Мы ели в приятной тишине. Хлеб местами слегка размяк – майонез протек по дороге домой. Я не стала есть этот кусок, но все остальное было очень вкусно. Такое сочетание вкусов доступно лишь один месяц в году: терпкая клюква и хрустящие печеные орехи между слоями хлеба. Том уткнулся лицом в свой сэндвич и рычал как зверь через каждые пять-шесть укусов. Я посмотрела на него и рассмеялась.
И вдруг сказала:
– Том, я хочу ребенка.
Не знаю, правда ли я этого хотела, но слова уже сорвались с моего языка. Я подняла вопрос ребром. Я не собиралась его поднимать, но так уж случилось.
Том отложил остатки сэндвича.
– И с чего вдруг?
Улыбка покинула его лицо. Он наморщил нос.
Я была совершенно спокойна. С сэндвичем в руках я ощущала лишь спокойствие и неизбежность, как будто меня вел автопилот.
– Я хочу ребенка, – повторила я, хотя по-прежнему не была уверена в искренности этого заявления. Я подобралась поближе к невидимым границам наших отношений, протянула руку и надавила.
Он покачал головой с недоверчивым видом.
– Я знал, что так и будет, стоит тебе сходить к Ди. Так и знал.
– Она тут ни при чем. Ты хочешь ребенка, Том?
Он подался назад, вскинув руки.
– Конечно, хочу. В один прекрасный день.
– И когда же настанет этот прекрасный день? – настойчиво спросила я, отложив остатки сэндвича. – Когда, Том? Через год? Через два? Через десять?
Мне самой не верилось, что я это говорю. Почему я завела этот разговор? Я нарушила все наши правила. Взяла в руки указку и тычу в сторону слона в комнате. Я даже проложила сияющий указатель к этому слону. Внутри я ощущала только спокойствие, злости не было. Я просто наконец-то подняла эту тему.
– Ты поэтому купила сэндвичи? Чтобы меня задобрить? – спросил он.
– Я не планировала обсуждать это.
– Не верю.
– И все же это правда.
– Ты правда думаешь, что сейчас подходящее время для обсуждений? У меня горят сроки. Ты об этом прекрасно знаешь.
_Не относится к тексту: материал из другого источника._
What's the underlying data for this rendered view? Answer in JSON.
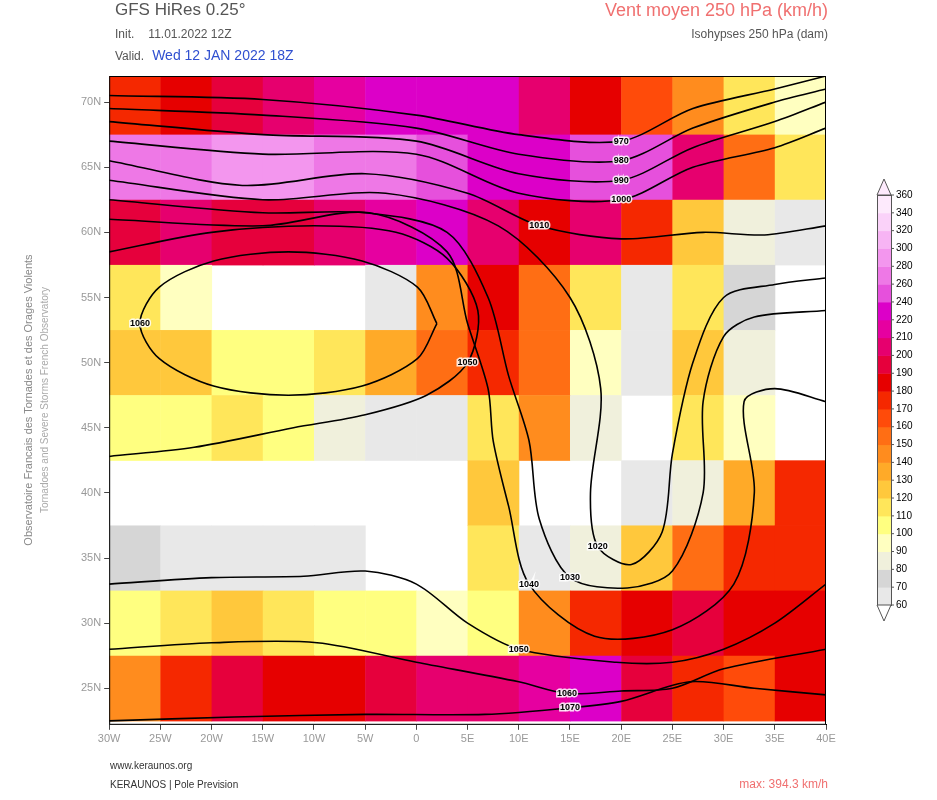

Мне на колени запрыгнула Кошка и попыталась стащить размокший хлебный мякиш. Мы не обратили на нее никакого внимания. Внутри завопили голоса, которые все это время сдерживали меня: Что ты творишь? Зачем ты все портишь? Он так обрадовался, когда ты принесла сэндвичи! Это был бы прекрасный день! Но вот появился новый голос, голос постарше. Более мудрый. Он стал громче с тех пор, как я начала ходить к Энн.
Этот голос вернулся в мою жизнь после долгого отсутствия, посмотрел на беспорядок, который устроили другие голоса, и сказал: Нет, что вы натворили?
– Мы с тобой не счастливы, Том, – просто сказала я. Я не могла остановиться. – Мы уже давным-давно несчастны.